Thinking before we speak? What happen to keeping rude comments to yourself especially if you have no idea what your talking about. I know I have made this mistake in the past and I catch myself wantin to open my big mouth sometimes but some people can just be so careless.

I don't know where else to post this but this is bothering me so much lately. I am sure as most would know on her my yorkie was accidently killed by my bully puppy. Yes some may look at me as irresponisble, ignorant, a killer. Yes someone has actually referred to me as a KILLER! In reality especially on the internet nobody knows how I truly feel or truly know me. Some people see beyond and see the goodness in someone and I just want to make this post to make this clear. I am neither of these things.

Some people keep things to themselves and maybe roll their eyes at me but until you've walked in my shoes you got nothing on me. You don't know what I've been through or what I AM GOING THROUGH! Maybe I am all those evil things someones eyes but I am hurting, grieving and missing my yorkie deeply, more so then some could imagine. I did what I could and the best I could to take care of my dog and keep her safe. What happen could of happen to anyone, if it happen so that it was my child that accidently hurt her? SO what then, I would be a bad mother and " oh you shouldn't have yorkies with children ".

It's so easy to get off track and to point fingers and cast blame on people, but yes I myself have seen some stories and think " OH I can't believe that person ". Well you really don't know until you've been in that persons shoes.

It is very VERY hurtful to try and pass judgment that I "left my yorkie alone to die" that is very sick. If anybody knows me on here they would know that I did what I could for my dog. I tried to give her the best life possible and to make her as comfortable as possible. It is just sick to hear some of the rude comments I have recieved and I just hope and pray that nobody is ever in my situation. Because this can happen with any size dog, child, person, animal or situation. Theres been other yorkies who passed because of different types of accidents, but nobody intended to hurt their babies. Accidents happen. I am not in denial over what happen, I am trying to move forward and do what I can to make sure something ike this doesn't happen again, what am I suppose to do, throw this PUPPY out, yes she's a puppy. Throw her out? Abandon her because she doesn't know what she did wrong. Am I suppose to continue to be mad and angry with her?

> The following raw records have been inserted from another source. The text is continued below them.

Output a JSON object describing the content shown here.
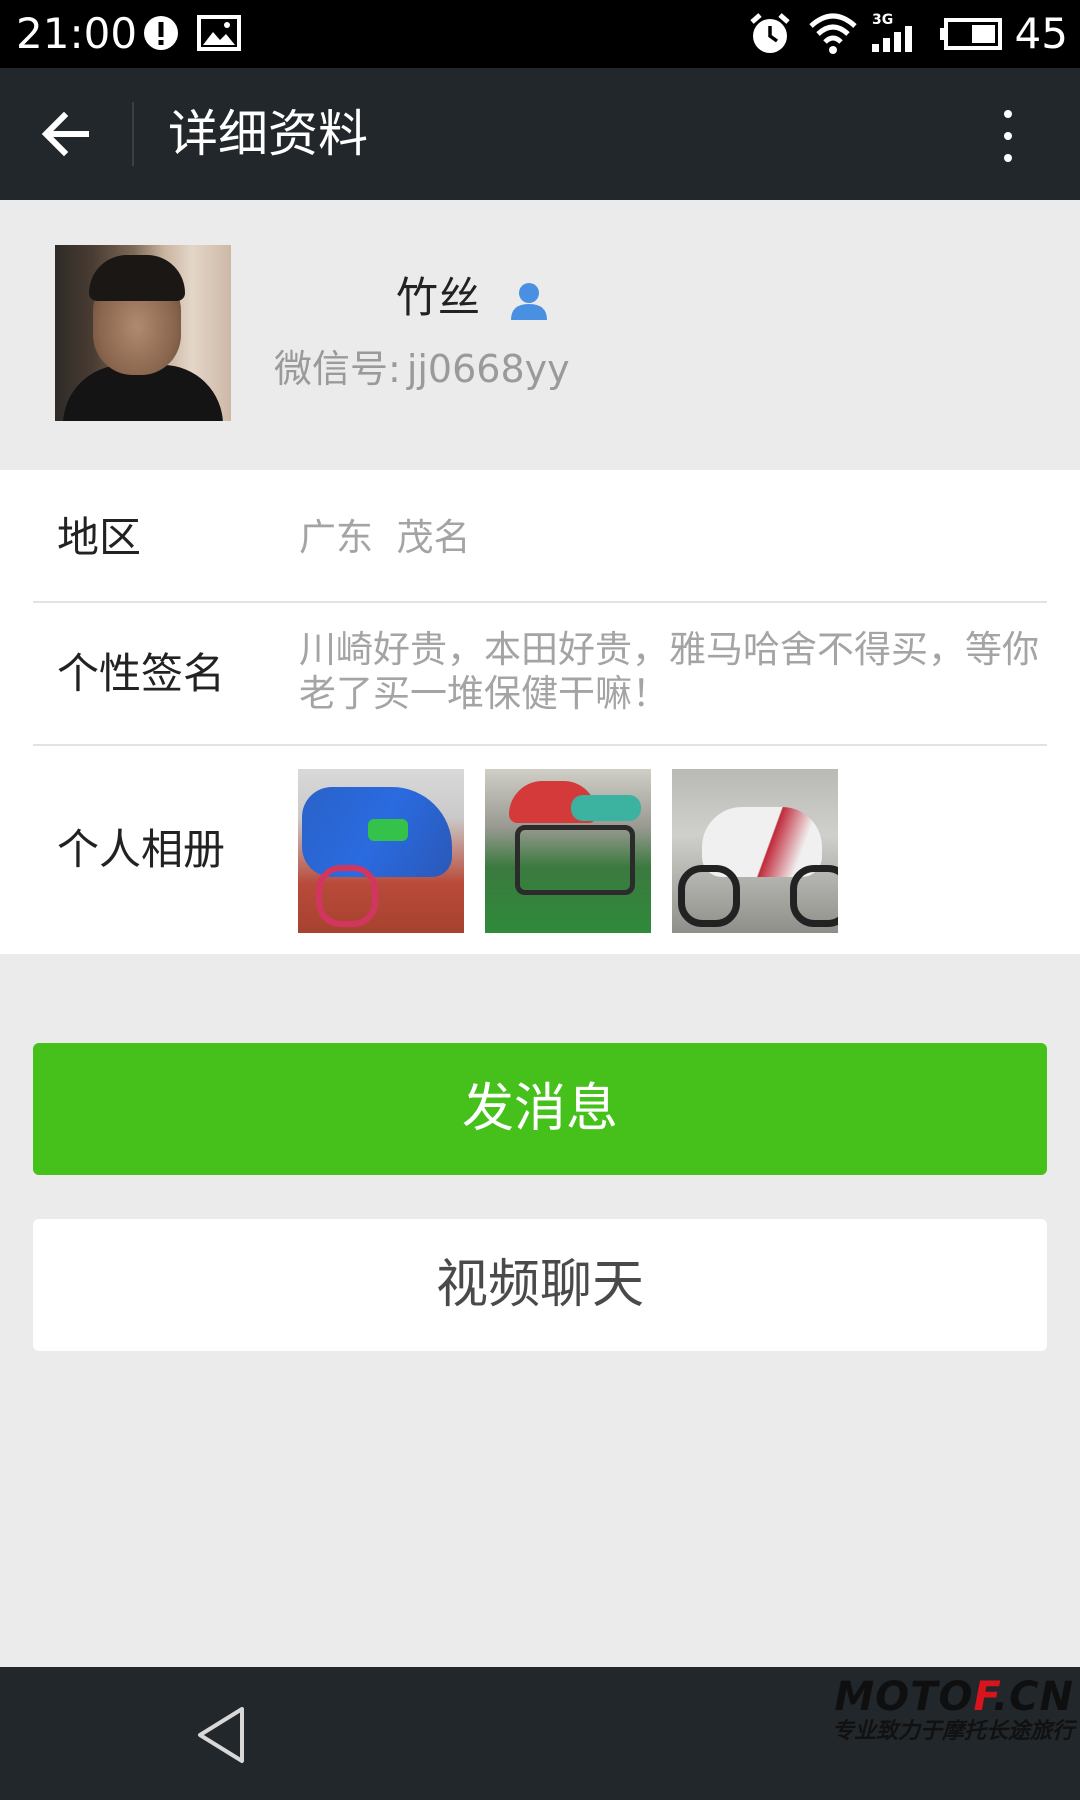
{
  "status_bar": {
    "time": "21:00",
    "battery_text": "45",
    "network_type": "3G",
    "icons": [
      "alert-icon",
      "image-icon",
      "alarm-icon",
      "wifi-icon",
      "signal-icon",
      "battery-icon"
    ]
  },
  "app_bar": {
    "title": "详细资料",
    "back_icon": "arrow-left-icon",
    "more_icon": "more-vertical-icon"
  },
  "profile": {
    "name": "竹丝",
    "wechat_id_label": "微信号:",
    "wechat_id": "jj0668yy",
    "contact_icon": "user-icon"
  },
  "info": {
    "region_label": "地区",
    "region_value": "广东  茂名",
    "signature_label": "个性签名",
    "signature_value": "川崎好贵，本田好贵，雅马哈舍不得买，等你老了买一堆保健干嘛！",
    "album_label": "个人相册",
    "album_photos": [
      "blue motorcycle",
      "red and teal motorcycle",
      "white and red motorcycle"
    ]
  },
  "actions": {
    "send_message": "发消息",
    "video_chat": "视频聊天"
  },
  "nav": {
    "back_icon": "nav-back-triangle-icon"
  },
  "watermark": {
    "logo_part1": "MOTO",
    "logo_part2": "F",
    "logo_part3": ".CN",
    "slogan": "专业致力于摩托长途旅行"
  },
  "colors": {
    "primary_green": "#46c01b",
    "app_bar": "#21272b",
    "background": "#ebebeb"
  }
}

Just because I am "defending" as some would say, my dog makes me less of a good owner? I am sure things have happen to other people and just because this happen I should be banned from owning a yorkie ever? Even though I have pleaded I am going to do WHATEVER I can to train my dog into a better companion? I just don't know, you just can't make everyone happy but please before you jump on somebodies back for something they may of done wrong in your eyes, think about how they feel. Dont you think they feel guilty enough?


I miss you Stormy and I love you so much, I would of never ever put you in harms way if I would of known that this would of happen, I would of taken you and left you know that. This will kill me for the rest of my life. I would of done ANYTHING for you my sweet little baby, may you rest in peace, away from all harms way and be able to be free and healthy.